The Lion knelt beside one of the bushes, checked for tiny pinch bugs on the underside of the azul roses—one of Irrya's unique, difficult-to-eliminate, garden pests. With his other hand, he continued to knead the aching muscle in his lower back.
A sigh escaped him. As Nick had pointed out weeks ago, people everywhere seemed to be focusing more and more on negligible issues in order to avoid the one that scared them the most: the imminent return of the Paratwa starships. The intercolonial entertainment index had reached an all-time high; everyone sought escape, however nebulous and temporary, from the grim reality that a race of violent creatures, who might just possess enough technology to destroy the Colonies, were on their way back. Clubs and taverns everywhere were jammed; touring dramusicals were opening to record runs. For the astute businessperson—for the citizen capable of ignoring the threat of future decimation—it was a time of great profit potential. In the field of public diversions, new fortunes were being made every day.

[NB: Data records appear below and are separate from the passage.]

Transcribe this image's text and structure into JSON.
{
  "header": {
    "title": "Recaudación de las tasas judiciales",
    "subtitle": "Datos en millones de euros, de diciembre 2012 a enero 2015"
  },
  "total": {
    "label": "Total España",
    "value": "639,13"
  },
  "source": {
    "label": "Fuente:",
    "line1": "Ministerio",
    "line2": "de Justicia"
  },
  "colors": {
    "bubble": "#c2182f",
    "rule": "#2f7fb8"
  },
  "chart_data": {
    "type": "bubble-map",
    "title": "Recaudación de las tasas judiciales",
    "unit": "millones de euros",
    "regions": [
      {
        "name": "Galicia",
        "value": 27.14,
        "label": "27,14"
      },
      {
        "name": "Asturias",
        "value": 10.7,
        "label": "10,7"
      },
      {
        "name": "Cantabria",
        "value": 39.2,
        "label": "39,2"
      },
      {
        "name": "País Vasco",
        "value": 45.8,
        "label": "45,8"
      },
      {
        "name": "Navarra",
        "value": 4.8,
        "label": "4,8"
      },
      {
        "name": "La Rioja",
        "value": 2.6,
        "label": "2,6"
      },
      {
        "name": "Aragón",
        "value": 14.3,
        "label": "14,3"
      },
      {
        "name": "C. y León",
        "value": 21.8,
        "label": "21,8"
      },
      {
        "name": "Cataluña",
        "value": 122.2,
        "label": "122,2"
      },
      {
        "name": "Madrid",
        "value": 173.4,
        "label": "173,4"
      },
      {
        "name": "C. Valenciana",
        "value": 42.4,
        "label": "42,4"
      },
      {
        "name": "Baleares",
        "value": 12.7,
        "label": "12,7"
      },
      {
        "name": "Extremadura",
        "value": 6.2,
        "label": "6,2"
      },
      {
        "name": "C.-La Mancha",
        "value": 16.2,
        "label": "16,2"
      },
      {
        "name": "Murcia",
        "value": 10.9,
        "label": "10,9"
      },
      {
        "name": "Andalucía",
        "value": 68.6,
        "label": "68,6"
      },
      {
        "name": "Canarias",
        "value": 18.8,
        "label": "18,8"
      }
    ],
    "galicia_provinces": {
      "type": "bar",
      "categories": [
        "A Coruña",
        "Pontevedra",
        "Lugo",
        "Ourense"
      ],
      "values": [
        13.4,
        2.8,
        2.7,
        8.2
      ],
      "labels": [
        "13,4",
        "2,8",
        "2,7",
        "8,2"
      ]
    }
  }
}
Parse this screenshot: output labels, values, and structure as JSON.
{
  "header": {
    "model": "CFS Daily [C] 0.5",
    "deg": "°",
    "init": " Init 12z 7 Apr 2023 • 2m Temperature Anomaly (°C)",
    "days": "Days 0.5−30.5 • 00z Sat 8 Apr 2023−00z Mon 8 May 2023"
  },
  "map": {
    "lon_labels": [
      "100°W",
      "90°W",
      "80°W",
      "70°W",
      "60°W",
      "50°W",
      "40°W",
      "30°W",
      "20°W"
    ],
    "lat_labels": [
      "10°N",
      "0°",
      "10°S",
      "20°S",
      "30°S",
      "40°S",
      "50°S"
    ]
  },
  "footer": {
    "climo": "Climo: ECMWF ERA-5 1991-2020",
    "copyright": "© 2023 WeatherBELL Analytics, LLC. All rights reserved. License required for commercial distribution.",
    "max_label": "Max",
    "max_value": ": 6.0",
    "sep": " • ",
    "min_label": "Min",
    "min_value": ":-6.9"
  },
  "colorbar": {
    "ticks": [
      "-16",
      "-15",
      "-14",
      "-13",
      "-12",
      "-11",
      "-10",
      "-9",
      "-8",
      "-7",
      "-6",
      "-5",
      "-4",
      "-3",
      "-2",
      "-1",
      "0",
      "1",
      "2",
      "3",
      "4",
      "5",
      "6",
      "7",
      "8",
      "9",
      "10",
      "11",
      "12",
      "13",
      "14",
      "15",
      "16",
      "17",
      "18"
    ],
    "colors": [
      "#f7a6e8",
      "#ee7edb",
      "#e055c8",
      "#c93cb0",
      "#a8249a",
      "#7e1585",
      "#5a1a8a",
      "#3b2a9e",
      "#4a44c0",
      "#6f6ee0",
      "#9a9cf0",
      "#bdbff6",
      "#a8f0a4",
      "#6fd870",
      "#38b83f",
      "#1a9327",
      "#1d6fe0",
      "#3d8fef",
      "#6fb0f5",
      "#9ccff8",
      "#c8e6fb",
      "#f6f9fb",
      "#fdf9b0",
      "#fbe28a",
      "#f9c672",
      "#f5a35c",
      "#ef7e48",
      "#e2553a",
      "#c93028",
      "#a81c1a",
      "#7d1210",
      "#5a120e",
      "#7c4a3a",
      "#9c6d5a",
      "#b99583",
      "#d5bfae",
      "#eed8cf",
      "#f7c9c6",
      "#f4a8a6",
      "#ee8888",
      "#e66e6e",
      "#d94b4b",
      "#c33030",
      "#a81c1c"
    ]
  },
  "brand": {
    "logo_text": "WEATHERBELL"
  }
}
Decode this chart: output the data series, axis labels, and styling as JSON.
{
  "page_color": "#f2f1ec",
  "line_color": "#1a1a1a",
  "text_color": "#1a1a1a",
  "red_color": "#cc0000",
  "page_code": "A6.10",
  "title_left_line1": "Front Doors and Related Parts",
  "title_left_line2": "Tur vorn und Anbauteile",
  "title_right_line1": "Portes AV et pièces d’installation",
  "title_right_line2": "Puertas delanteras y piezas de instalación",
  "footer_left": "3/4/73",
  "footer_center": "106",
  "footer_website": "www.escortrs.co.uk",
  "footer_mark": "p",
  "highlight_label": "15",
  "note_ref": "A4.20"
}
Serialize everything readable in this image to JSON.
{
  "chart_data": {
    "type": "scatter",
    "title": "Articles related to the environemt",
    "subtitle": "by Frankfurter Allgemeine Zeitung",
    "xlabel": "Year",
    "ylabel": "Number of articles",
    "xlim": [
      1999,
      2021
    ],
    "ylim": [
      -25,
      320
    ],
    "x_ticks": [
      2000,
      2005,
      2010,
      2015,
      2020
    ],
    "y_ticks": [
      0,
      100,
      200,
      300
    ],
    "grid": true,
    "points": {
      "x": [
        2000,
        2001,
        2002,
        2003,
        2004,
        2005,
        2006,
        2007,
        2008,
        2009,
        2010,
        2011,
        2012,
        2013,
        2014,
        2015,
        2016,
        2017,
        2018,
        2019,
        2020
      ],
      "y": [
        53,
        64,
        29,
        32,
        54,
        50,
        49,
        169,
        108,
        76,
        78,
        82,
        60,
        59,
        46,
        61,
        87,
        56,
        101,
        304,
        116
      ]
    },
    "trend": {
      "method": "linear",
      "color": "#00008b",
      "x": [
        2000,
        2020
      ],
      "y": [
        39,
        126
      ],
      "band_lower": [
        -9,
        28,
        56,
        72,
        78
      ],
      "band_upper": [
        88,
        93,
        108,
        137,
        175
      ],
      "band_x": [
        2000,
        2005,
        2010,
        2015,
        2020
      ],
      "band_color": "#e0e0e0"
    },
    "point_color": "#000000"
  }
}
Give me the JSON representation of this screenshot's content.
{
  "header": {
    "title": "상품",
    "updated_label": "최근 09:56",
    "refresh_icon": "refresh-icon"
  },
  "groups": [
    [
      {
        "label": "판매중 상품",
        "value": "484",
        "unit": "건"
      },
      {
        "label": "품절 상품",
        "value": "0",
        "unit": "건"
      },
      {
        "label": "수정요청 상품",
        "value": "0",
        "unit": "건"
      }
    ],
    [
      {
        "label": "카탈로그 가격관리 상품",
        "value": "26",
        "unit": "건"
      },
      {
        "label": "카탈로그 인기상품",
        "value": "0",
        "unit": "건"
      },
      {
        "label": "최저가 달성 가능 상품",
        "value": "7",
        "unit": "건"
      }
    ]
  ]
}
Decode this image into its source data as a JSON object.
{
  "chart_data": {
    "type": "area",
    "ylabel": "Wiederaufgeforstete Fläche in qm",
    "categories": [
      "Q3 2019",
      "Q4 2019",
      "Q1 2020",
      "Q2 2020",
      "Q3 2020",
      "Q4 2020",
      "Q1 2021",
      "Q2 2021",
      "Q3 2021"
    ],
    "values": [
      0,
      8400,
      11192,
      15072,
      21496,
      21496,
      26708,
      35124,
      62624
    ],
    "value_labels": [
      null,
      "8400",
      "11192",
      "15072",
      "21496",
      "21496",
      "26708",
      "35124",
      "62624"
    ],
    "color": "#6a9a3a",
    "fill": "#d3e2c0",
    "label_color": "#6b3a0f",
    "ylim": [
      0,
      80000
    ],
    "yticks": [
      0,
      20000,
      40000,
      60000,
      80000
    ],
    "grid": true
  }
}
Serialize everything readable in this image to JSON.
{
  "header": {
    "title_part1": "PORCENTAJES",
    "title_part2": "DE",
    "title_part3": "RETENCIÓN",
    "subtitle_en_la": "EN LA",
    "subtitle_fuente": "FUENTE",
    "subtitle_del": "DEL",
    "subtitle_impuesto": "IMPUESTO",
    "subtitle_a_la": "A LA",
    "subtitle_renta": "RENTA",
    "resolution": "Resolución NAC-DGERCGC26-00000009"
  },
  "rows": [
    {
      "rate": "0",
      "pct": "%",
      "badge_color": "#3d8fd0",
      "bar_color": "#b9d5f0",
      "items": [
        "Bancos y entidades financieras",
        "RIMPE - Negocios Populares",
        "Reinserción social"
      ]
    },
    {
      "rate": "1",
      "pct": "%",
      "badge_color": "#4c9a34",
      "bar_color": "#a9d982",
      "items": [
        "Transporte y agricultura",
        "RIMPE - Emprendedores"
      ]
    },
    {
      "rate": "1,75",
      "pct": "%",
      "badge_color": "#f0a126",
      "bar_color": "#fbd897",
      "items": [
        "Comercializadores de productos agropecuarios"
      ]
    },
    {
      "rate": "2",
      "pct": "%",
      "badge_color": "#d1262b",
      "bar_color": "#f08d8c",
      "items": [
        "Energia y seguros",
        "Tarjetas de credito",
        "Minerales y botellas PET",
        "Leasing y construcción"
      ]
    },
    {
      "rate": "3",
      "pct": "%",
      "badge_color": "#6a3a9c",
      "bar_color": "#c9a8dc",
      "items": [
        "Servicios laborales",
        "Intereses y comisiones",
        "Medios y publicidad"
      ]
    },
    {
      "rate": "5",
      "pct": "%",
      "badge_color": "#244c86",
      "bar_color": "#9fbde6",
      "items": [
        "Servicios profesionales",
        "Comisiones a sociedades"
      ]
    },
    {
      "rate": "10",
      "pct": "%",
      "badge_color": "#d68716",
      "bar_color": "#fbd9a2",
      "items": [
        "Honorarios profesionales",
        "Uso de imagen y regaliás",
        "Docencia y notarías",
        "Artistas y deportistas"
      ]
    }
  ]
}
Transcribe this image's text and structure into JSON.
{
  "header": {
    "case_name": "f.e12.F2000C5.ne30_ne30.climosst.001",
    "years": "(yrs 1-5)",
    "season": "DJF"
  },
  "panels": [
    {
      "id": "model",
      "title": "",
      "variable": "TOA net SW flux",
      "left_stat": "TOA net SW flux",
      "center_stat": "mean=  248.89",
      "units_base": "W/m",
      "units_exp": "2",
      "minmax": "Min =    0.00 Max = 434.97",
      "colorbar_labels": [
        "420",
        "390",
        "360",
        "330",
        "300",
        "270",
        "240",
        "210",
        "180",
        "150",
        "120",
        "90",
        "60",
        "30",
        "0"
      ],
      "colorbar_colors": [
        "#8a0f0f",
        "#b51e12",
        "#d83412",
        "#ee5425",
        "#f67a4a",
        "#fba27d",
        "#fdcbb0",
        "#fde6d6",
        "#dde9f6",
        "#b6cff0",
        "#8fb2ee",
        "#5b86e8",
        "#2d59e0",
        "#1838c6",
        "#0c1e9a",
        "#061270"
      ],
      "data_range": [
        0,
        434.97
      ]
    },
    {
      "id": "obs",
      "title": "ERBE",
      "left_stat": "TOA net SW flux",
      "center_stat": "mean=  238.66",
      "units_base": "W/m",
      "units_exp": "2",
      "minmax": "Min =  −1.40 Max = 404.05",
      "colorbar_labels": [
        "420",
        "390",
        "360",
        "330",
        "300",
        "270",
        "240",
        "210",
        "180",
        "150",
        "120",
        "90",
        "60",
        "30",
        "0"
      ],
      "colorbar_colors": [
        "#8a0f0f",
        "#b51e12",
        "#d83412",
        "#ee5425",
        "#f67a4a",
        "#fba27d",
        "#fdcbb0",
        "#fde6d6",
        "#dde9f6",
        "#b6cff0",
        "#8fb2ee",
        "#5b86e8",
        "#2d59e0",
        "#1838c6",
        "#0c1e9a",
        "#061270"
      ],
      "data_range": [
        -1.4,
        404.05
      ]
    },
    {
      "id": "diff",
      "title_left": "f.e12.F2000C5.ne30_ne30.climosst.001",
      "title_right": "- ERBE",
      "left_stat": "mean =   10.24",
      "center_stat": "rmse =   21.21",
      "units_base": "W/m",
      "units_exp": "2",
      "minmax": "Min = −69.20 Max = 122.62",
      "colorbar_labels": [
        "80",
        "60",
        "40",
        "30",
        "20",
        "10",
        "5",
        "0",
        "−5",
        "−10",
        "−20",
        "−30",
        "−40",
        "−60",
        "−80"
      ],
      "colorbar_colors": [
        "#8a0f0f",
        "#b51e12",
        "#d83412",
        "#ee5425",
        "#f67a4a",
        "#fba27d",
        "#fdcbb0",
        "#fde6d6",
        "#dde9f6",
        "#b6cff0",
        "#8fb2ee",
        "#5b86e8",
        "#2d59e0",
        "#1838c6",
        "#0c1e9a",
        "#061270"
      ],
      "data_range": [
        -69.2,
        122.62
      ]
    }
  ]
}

The Lion realized that the majority of the Irryan populace did not truly believe that the state of the weather was an important issue. But many of the billion-plus colonists seemed unable to deal directly with the return of the Paratwa. The reality of it filled them with inexpressible dread, and arguing about the weather served as a catharsis for those hidden feelings. The Lion only could hope that if and when a day of true crisis was upon them, people would maintain sight of the pertinent issues.